Der letzte Aspekt ist die Gewalt. Jede Frau kennt die geschlechtsspezifische Gewalt, entweder hat sie sie selber erlitten oder sie kennt eine andere Frau, die davon betroffen ist, nicht zuletzt in den eigenen vier Wänden. Häusliche Gewalt, toxische Beziehungen… Der Feminismus hat eine öffentliche Diskussion zur patriarchalen Gewalt ermöglicht, die jetzt zu einem öffentlichen Problem geworden ist.

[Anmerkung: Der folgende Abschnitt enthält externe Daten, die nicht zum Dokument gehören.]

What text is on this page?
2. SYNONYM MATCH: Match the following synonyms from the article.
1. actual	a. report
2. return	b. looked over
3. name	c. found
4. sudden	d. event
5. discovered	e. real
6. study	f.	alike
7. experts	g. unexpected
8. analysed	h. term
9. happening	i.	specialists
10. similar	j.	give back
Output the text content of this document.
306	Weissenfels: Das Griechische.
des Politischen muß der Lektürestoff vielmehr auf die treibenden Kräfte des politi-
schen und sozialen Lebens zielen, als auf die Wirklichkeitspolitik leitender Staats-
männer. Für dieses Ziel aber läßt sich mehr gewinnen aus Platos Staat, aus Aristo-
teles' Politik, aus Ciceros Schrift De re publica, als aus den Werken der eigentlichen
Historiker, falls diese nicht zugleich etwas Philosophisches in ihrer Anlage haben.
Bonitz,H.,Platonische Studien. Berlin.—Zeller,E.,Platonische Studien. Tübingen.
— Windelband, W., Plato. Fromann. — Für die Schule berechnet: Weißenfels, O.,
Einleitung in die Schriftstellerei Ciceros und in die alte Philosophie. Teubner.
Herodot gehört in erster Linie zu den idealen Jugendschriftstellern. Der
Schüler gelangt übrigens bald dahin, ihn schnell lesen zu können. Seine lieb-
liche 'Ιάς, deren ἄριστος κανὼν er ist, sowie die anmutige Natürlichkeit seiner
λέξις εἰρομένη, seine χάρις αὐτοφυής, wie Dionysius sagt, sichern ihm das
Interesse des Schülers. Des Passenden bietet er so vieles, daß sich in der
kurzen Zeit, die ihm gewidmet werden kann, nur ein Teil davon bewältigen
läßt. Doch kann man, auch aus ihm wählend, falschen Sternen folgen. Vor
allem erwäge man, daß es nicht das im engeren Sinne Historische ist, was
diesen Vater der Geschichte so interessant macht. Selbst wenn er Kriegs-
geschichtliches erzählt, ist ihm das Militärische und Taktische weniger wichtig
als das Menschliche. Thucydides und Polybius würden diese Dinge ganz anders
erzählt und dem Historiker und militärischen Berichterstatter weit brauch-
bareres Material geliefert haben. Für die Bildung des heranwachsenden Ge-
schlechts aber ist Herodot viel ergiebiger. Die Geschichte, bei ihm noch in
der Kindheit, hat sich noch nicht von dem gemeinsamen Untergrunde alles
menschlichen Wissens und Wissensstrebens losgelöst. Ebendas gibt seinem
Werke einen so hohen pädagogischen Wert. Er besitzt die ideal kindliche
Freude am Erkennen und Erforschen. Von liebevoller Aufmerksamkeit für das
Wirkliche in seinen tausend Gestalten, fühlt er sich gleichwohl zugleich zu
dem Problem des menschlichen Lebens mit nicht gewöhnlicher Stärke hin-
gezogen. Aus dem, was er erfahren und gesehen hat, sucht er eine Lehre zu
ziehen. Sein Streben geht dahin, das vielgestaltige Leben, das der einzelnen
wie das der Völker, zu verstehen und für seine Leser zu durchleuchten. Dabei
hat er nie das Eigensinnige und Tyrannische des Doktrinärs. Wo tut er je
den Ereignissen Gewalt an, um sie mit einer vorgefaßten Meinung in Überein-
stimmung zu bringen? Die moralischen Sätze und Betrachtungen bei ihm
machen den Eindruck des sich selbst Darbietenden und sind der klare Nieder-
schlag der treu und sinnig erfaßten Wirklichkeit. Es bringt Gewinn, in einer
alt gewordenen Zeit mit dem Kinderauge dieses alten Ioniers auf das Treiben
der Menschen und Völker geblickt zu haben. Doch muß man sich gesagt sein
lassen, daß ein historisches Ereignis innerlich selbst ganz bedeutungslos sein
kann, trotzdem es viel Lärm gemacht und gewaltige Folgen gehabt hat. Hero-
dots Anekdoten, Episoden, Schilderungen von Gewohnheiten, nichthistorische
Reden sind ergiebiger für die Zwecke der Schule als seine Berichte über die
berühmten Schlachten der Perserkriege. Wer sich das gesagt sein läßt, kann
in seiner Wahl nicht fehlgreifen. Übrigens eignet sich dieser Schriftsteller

In Europa und auch in den USA gibt es eine sehr gängige Kritik an einigen feministischen Positionen, die – grob gesagt – deren Kompatibilität mit dem Neoliberalismus betont. Die US-amerikanische Philosophin Nancy Fraser hat dafür vor einigen Jahren den Begriff des „progressiven Neoliberalismus“ geprägt. In Lateinamerika hingegen bekommt man den Eindruck, dass die feministische Bewegung die vielleicht bedeutendste antineoliberale Kraft darstellt. Wie erklärst du dir diesen Unterschied?
Zunächst einmal möchte ich klarstellen: Es ist nicht so, dass es in Lateinamerika keinen liberalen Feminismus gäbe. Den gibt es und der versucht auch hier, Frauen in Führungspositionen in Unternehmen oder Behörden zu bringen. Er ist aber nicht hegemonial und hat einen klaren Gegenspieler: Den antipatriarchalen, antineoliberalen Feminismus mit Klassenperspektive. Die vorherrschenden Lebensumstände in Chile machen einen antineoliberalen Feminismus erforderlich. Dieser stellt sich dem liberalen Feminismus entgegen mit dem Ziel, sich in einem ständigen Konflikt als der fortschrittlichste Feminismus durchzusetzen. Viele der Ungerechtigkeiten, gegen die wir kämpfen, haben ihren Ursprung in der neoliberalen Form des Kapitalismus in Chile. Eine emanzipatorische Bewegung, die sich zum Ziel gesetzt hat, diese Ungerechtigkeiten zu beseitigen, muss sich unbedingt mit dem Neoliberalismus in Chile und zugleich mit der Frage einer globalen Transformation auseinandersetzen.
Das Interview führten Katja Maurer und Mario Neumann.